The Mountain Firework Company. The Beggar’s Prayer.

sualb01577274Missing in action for too long, Brighton based The Mountain Firework Company have finally released a follow up to their 2012 release, The Lonesome Losing Blues, and it’s been well worth the wait. This five piece band perform an incredibly listenable brand of bluegrass and Celtic influenced folk music and at various times they can remind the listener of Ronnie Lane, Fairport Convention or even Lindisfarne back in their Fog On The Tyne days. They’re a great unit and live can be quite incendiary as several appearances at Celtic Connections have shown. The Beggar’s Prayer is no great departure from their usual style and finesse as they variously skirl and weave through several up-tempo numbers along with several more introspective pieces which investigate matters of the heart among other topics.
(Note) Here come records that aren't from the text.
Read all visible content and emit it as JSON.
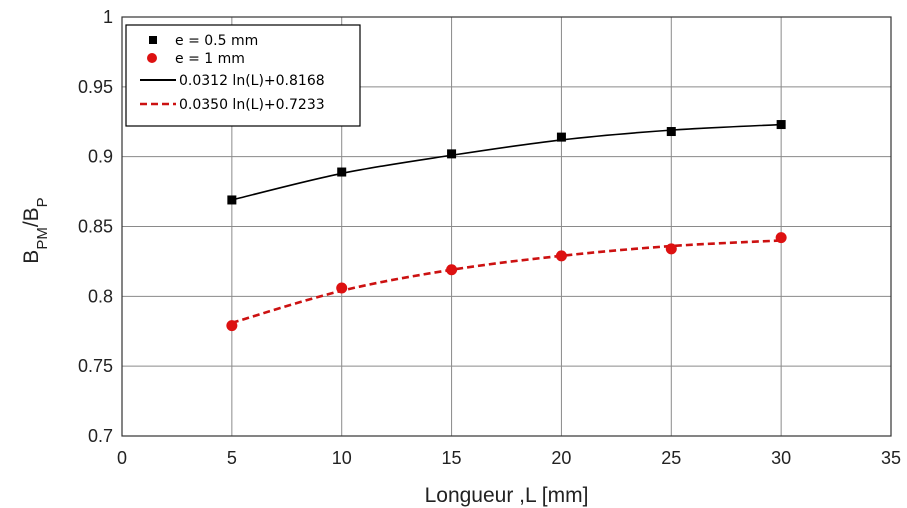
{
  "chart_data": {
    "type": "line",
    "xlabel": "Longueur ,L [mm]",
    "ylabel": {
      "base": "B",
      "sub1": "PM",
      "sep": "/B",
      "sub2": "P"
    },
    "xlim": [
      0,
      35
    ],
    "ylim": [
      0.7,
      1.0
    ],
    "xticks": [
      0,
      5,
      10,
      15,
      20,
      25,
      30,
      35
    ],
    "yticks": [
      0.7,
      0.75,
      0.8,
      0.85,
      0.9,
      0.95,
      1.0
    ],
    "ytick_labels": [
      "0.7",
      "0.75",
      "0.8",
      "0.85",
      "0.9",
      "0.95",
      "1"
    ],
    "grid": true,
    "legend_position": "top-left",
    "series": [
      {
        "name": "e = 0.5 mm",
        "kind": "points",
        "marker": "square",
        "color": "#000000",
        "x": [
          5,
          10,
          15,
          20,
          25,
          30
        ],
        "y": [
          0.869,
          0.889,
          0.902,
          0.914,
          0.918,
          0.923
        ]
      },
      {
        "name": "e = 1 mm",
        "kind": "points",
        "marker": "circle",
        "color": "#dd1111",
        "x": [
          5,
          10,
          15,
          20,
          25,
          30
        ],
        "y": [
          0.779,
          0.806,
          0.819,
          0.829,
          0.834,
          0.842
        ]
      },
      {
        "name": "0.0312 ln(L)+0.8168",
        "kind": "fit",
        "line": "solid",
        "color": "#000000",
        "x": [
          5,
          10,
          15,
          20,
          25,
          30
        ],
        "y": [
          0.869,
          0.888,
          0.901,
          0.912,
          0.919,
          0.923
        ]
      },
      {
        "name": "0.0350 ln(L)+0.7233",
        "kind": "fit",
        "line": "dashed",
        "color": "#cc1111",
        "x": [
          5,
          10,
          15,
          20,
          25,
          30
        ],
        "y": [
          0.781,
          0.804,
          0.819,
          0.829,
          0.836,
          0.84
        ]
      }
    ]
  }
}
The band is comprised of front man and writer Gareth McGahan who plays guitar and banjo, along with Grant Allardyce; drums, Brian Powell; guitar, Simon Russell; double bass and autoharp and Mike Simmonds; violin, viola and mandolin. Together they create a fine din belying their acoustic set up while they are also well able to switch tempo mid song adding a fine dynamic sense and swing to the proceedings. McGahan meanwhile has the knack of writing memorable tunes along with catchy choruses with all band members adding their voices while he possesses a fine voice with a soft northern Irish brogue to it. The result on The Beggar’s Prayer is 14 numbers which roll easily from the speakers, some rousing, some more melancholic, but all immediately attractive.

Like A Fire opens the proceedings with a flourish. A whirlwind of fiddle infused folk rock,  it’s a grand start and a guide to several other songs in a similar musical vein such as Refugee, A Long Time Ago, Ready To Run and the epic Hello Stranger. There’s a more down-home raggle taggle element to Come Back and Spare Change, two songs which recall the late Ronnie Lane as does the title song which is more mannered in an old time tea band style. The band’s instrumental prowess is well to the fore on The Gravedigger’s Lament which has a great percussive beat along with gypsy like fiddle and their bluegrass influences are well evident on If Only and How Long. Meanwhile there’s the melancholy of One More Time and Come Back, two songs where McGahan is the abandoned lover. Almost hidden within the track list is a short instrumental, The Fish And The Crow, a tune reflected in the album’s artwork and which allows the band to create, albeit briefly, a wonderfully sad and reflective moment.

Like an old friend appearing at your door after an absence, The Mountain Firework Company are back and you should invite them in.